Although D is doing very well right now,....and I really don't dwell on this much, it still is a sore spot at times when we come across reminders of things lost....material and otherwise. I'd imagine you all can relate to how much has been lost materially, as a by product of your loved one's addiction. I could go on and on about that, but I won't.
And what is also a sore spot is what's been lost regarding opportunities for her/him, ....to do good things, share love with family and friends (how many times did they not show up?), find their chances to succeed, in whatever or however that would happen for him/her,...the list goes on.
We're in the midst of cleaning out and reorganizing around the house now that we're empty nesters after 26 yr.s of parenting since our oldest was born. In D's old room, I came across some drumsticks,...and just that gave me a pang. His beloved drums were all pawned,...and you know why. : ( Despite having already gone through so much of a hellish journey by that point, I can so remember the day I came home and saw that they were all gone,...the drums, cymbals, stands, everything. I actually felt nauseous,...for on his worst day, he'd loved those drums...it hadn't seemed like it would come to that. It did.
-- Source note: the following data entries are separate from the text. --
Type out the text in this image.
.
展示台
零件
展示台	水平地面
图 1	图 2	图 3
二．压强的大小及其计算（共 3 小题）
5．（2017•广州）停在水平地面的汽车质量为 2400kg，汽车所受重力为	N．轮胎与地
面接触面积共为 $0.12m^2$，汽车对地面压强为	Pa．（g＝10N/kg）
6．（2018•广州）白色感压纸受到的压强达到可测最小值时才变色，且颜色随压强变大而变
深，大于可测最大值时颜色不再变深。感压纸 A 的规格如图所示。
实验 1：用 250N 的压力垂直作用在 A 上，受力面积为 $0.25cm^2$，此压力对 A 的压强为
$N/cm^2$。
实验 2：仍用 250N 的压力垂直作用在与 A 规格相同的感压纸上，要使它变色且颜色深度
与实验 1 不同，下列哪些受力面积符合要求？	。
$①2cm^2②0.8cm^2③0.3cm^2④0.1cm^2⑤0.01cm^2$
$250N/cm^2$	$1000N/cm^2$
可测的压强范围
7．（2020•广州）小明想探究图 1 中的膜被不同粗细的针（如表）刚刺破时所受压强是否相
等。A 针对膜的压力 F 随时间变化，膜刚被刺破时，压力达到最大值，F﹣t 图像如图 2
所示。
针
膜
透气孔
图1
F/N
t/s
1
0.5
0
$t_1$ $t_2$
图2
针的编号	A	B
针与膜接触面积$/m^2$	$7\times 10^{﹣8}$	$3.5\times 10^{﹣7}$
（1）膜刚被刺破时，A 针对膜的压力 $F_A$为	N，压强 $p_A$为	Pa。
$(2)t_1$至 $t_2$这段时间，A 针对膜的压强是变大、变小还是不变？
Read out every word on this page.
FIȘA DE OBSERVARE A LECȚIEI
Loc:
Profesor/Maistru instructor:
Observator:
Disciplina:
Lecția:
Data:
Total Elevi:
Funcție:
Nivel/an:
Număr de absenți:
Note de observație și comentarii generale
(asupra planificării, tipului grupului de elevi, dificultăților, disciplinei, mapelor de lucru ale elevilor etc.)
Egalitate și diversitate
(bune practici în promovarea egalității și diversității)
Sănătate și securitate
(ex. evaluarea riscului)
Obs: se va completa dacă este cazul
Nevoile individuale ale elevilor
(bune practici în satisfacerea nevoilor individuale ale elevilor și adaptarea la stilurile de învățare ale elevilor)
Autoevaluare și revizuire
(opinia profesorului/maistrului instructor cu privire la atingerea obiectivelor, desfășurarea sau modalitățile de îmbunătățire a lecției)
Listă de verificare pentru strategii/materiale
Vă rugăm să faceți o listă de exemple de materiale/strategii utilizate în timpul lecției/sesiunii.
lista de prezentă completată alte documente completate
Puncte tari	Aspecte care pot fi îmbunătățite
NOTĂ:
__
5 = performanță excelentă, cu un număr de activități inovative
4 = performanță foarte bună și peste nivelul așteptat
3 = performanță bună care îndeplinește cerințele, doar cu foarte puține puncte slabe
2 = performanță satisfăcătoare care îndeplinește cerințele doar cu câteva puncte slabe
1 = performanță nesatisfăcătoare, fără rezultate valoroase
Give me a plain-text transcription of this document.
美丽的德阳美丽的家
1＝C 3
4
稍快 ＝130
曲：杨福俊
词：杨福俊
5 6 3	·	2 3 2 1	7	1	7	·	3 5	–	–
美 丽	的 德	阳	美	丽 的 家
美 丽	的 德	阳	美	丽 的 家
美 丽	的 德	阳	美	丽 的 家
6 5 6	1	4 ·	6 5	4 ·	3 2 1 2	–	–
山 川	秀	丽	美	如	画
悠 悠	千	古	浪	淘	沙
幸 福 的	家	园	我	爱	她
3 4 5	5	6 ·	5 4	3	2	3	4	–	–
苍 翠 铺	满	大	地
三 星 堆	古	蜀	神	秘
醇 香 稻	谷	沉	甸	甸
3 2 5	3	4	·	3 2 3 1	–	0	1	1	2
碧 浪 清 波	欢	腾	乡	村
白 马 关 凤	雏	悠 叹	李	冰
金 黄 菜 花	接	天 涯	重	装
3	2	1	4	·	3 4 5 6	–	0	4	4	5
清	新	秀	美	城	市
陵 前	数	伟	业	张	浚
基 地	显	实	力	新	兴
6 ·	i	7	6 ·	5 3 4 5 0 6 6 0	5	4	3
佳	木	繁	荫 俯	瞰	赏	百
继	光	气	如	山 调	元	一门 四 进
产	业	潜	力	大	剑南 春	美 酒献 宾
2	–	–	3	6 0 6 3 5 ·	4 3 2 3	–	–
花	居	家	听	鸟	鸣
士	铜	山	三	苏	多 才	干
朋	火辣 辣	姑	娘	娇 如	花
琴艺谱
I try hard to focus on the now, and look forward, especially in light of how well D's doing now,...with so much gratitude for that. He's just begun to work on step 4 in NA, and as he said to me..."I have never got that far before." He's putting forth so much effort each day and making his recovery first,..hallelujah.
Yet,...just finding a drumstick can hit my heart and I have to push myself to shake it off and get back to the now..... I wonder if I'll ever hear him drum again...I sure hope so.
You finding a drum stick hit MY heart and its not even my son! I can only imagine how hard it hit yours. I watched the video wondering the whole time if it was D.
ReplyDeleteI'm impressed to hear he's on step 4, that's the biggie for many people.
We will always have those pangs of pain...but hopefully they will be further apart and less painful as time goes on.
yes...that was him in the video, a long time ago, in a high school talent show. I don't know why I don't have more video of him playing, since he always was drumming. I have more, but without any music being heard by us watching, only him on the headphones. Actually, I messed it up and didn't start that particular recording 'til he was part way through the song...the best part was in the beginning. But yes, I hope that what you're saying is the case for all of us,..those pangs are further apart and less painful as time goes on.
ReplyDeleteI feel your pain. I have even taken down photos of her. So much lost. What's left of her things are in 2 moving boxes in our garage. The pain is deep. But let's hope D will one day buy himself some new drum sticks!